Long-term leases have traditionally characterized the world of commercial real estate, implying long-term planning and little opportunity for flexibility—a reality directly at odds with what's likely to be required for office spaces if hybrid work is ever to achieve its potential. So is there any hope of reconciling planning and flexibility?
Dan Kirschner, global head of growth and business development at commercial real estate company JLL, believes there is. Enterprises have to move beyond false choices between employee experience—the focus of the post-pandemic hybrid work movement—and traditional financial considerations, he told Workspace Connect in a recent interview.
The need to support a hybrid of remote/in-office work "is no longer speculation. It's a realistic need," he said. Knowledge workers will continue to be in a position to say to their employers: "I made the investment to commute today. What makes it such that I want to do that tomorrow?" he added.

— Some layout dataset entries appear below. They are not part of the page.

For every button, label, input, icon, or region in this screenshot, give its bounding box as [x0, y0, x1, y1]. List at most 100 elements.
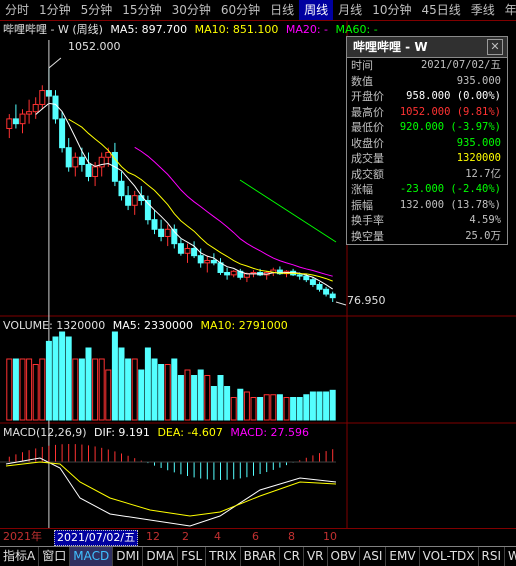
info-row: 成交量 1320000: [347, 151, 507, 167]
tab-4[interactable]: 30分钟: [167, 0, 216, 20]
tab-11[interactable]: 季线: [466, 0, 500, 20]
indicator-tab-3[interactable]: DMI: [113, 547, 144, 566]
candle-body: [12, 118, 19, 125]
tab-7[interactable]: 周线: [299, 0, 334, 20]
volume-bar: [263, 394, 270, 421]
info-value: 1320000: [456, 152, 501, 164]
tab-12[interactable]: 年: [500, 0, 516, 20]
volume-bar: [204, 375, 211, 421]
volume-bar: [237, 388, 244, 421]
candle-body: [309, 279, 316, 285]
volume-ma10: MA10: 2791000: [200, 319, 288, 332]
x-label-6: 6: [252, 530, 259, 543]
info-panel[interactable]: 哔哩哔哩 - W ✕ 时间 2021/07/02/五 数值 935.000 开盘价 958…: [346, 36, 508, 245]
volume-bar: [296, 397, 303, 421]
indicator-tab-12[interactable]: EMV: [386, 547, 420, 566]
ma60-line: [239, 179, 337, 243]
x-axis: 2021年 2021/07/02/五 12 2 4 6 8 10: [0, 528, 516, 546]
indicator-tab-14[interactable]: RSI: [479, 547, 506, 566]
indicator-tab-10[interactable]: OBV: [328, 547, 361, 566]
ma20-line: [134, 146, 333, 277]
info-row: 成交额 12.7亿: [347, 167, 507, 183]
info-row: 最高价 1052.000 (9.81%): [347, 105, 507, 121]
tab-8[interactable]: 月线: [333, 0, 367, 20]
volume-bar: [45, 340, 52, 421]
volume-bar: [316, 391, 323, 421]
volume-bar: [39, 358, 46, 421]
volume-bar: [283, 397, 290, 421]
tab-3[interactable]: 15分钟: [117, 0, 166, 20]
volume-legend: VOLUME: 1320000 MA5: 2330000 MA10: 27910…: [3, 319, 288, 333]
period-tabs: 分时 1分钟 5分钟 15分钟 30分钟 60分钟 日线 周线 月线 10分钟 45日线 季线年: [0, 0, 516, 21]
info-value: 132.000 (13.78%): [399, 198, 501, 211]
macd-legend: MACD(12,26,9) DIF: 9.191 DEA: -4.607 MAC…: [3, 426, 309, 440]
info-label: 数值: [351, 74, 373, 88]
indicator-tab-13[interactable]: VOL-TDX: [420, 547, 479, 566]
volume-bar: [191, 375, 198, 421]
indicator-tab-4[interactable]: DMA: [143, 547, 179, 566]
candle-body: [59, 118, 66, 149]
volume-bar: [32, 364, 39, 421]
tab-5[interactable]: 60分钟: [216, 0, 265, 20]
volume-bar: [118, 347, 125, 421]
indicator-tab-2[interactable]: MACD: [70, 547, 114, 566]
indicator-tab-7[interactable]: BRAR: [241, 547, 281, 566]
volume-bar: [224, 386, 231, 421]
candle-body: [78, 156, 85, 165]
macd-value: MACD: 27.596: [230, 426, 310, 439]
candle-body: [191, 247, 198, 257]
close-icon[interactable]: ✕: [487, 39, 503, 55]
volume-bar: [158, 364, 165, 421]
x-label-10: 10: [323, 530, 337, 543]
tab-9[interactable]: 10分钟: [367, 0, 416, 20]
x-label-8: 8: [288, 530, 295, 543]
ma20-value: MA20: -: [285, 23, 329, 36]
ma5-line: [35, 102, 333, 290]
info-row: 数值 935.000: [347, 74, 507, 90]
tab-6[interactable]: 日线: [265, 0, 299, 20]
candle-body: [39, 90, 46, 105]
candle-body: [197, 255, 204, 264]
volume-bar: [270, 394, 277, 421]
info-value: 935.000: [456, 136, 501, 149]
low-annotation: 76.950: [347, 294, 386, 307]
volume-bar: [98, 358, 105, 421]
volume-bar: [197, 369, 204, 421]
info-row: 时间 2021/07/02/五: [347, 58, 507, 74]
info-label: 涨幅: [351, 183, 373, 196]
indicator-tab-6[interactable]: TRIX: [206, 547, 241, 566]
tab-0[interactable]: 分时: [0, 0, 34, 20]
info-value: 920.000 (-3.97%): [399, 121, 501, 133]
tab-1[interactable]: 1分钟: [34, 0, 76, 20]
tab-2[interactable]: 5分钟: [76, 0, 118, 20]
candle-body: [329, 293, 336, 299]
candle-body: [151, 219, 158, 230]
indicator-tab-8[interactable]: CR: [280, 547, 304, 566]
indicator-tab-11[interactable]: ASI: [360, 547, 387, 566]
candle-body: [210, 259, 217, 264]
candle-body: [323, 288, 330, 295]
info-row: 振幅 132.000 (13.78%): [347, 198, 507, 214]
info-label: 成交额: [351, 167, 384, 181]
volume-bar: [303, 394, 310, 421]
candle-body: [125, 195, 132, 206]
candle-body: [230, 270, 237, 276]
volume-bar: [230, 397, 237, 421]
indicator-tab-15[interactable]: W: [505, 547, 516, 566]
info-rows: 时间 2021/07/02/五 数值 935.000 开盘价 958.000 (0.00%…: [347, 58, 507, 244]
volume-bar: [217, 375, 224, 421]
info-label: 最低价: [351, 121, 384, 134]
stock-name: 哔哩哔哩 - W (周线): [3, 23, 103, 36]
indicator-tab-5[interactable]: FSL: [178, 547, 207, 566]
indicator-tab-0[interactable]: 指标A: [0, 547, 40, 566]
volume-bar: [144, 347, 151, 421]
volume-bar: [276, 394, 283, 421]
indicator-tab-1[interactable]: 窗口: [39, 547, 71, 566]
candle-body: [26, 111, 33, 115]
x-label-12: 12: [146, 530, 160, 543]
volume-bar: [26, 358, 33, 421]
tab-10[interactable]: 45日线: [416, 0, 465, 20]
volume-bar: [6, 358, 13, 421]
dea-value: DEA: -4.607: [157, 426, 223, 439]
indicator-tab-9[interactable]: VR: [304, 547, 328, 566]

This question is only becoming more critical, according to data from JLL research. The company's most recent
Workforce Preferences Barometer study showed that quality of life/work-life balance is now the most important consideration for employees, surpassing salary, which ranked number-one pre-pandemic. The second-most important factor is now: "Working in a company that supports my health and well-being," which jumped from fourth place pre-pandemic to second as of April 2022. Salary now comes in third.
How are employers doing when it comes to meeting these employee expectations? Not too well. The JLL research shows that less than half of respondents—48%—said their company is a great place to work today.
These trends, together with what Kirschner called their "hyper acceptance" at the C-level, mean the move to the hybrid model is likely to endure even in the face of an economic downturn that might otherwise shift leverage more toward employers, he said.
At the same time, however, enterprises can't ignore the bigger economic picture as they execute their hybrid work strategy. "If you have investments that need to be made in this space, to make them inspiring, how do you do it in a way such that it's not just a net bad guy to the shareholder?" he said. In other words, there's a limit to how much "more tech, more A/V, more yoga mats" can be thrown at the problem.
Moreover, enterprises have to strike this balance between experience (for the employees) and efficiency (for the employer) within the context of a discipline—office occupancy management—that has historically relied on long-term leases and three to five-year forecasts that have rendered office space planning "stale" and "very tactical," Kirschner said. Facilities planners have typically built-out a space to fit "that one time snapshot of demand."
JLL's response to the need for a new, more flexible model is a system it calls
Dynamic Occupancy Management, which it has been piloting with about 30 clients since its launch in February 2021. Dynamic OM combines space booking and reservation systems with attendance and utilization tracking, adding a layer of AI for space allocations that Kirschner said provides a "smarter way to figure out where people should go in the building." The system aims to manage the reallocation of this space in real-time based on the actual occupancy—not just how many people are in the space at any given time, but also what their roles are and what type of space they require. The result is that facilities planners don't just track people in seats but can partner with HR and IT for a deeper understanding of how employees use the space.
Dynamic OM promises that the enterprise could make significant space reallocations quarterly instead of every three to five years and could, for example, temporarily decommission some fraction of its space if necessary, Kirschner said.
The final component is "upskilling" the teams that manage space allocation so they can support this more dynamic process, Kirschner said. That means using data, partnering with HR and IT, and moving the focus from the back office to the front office, where the workers are.
"It's people, process, and technology," Kirschner said.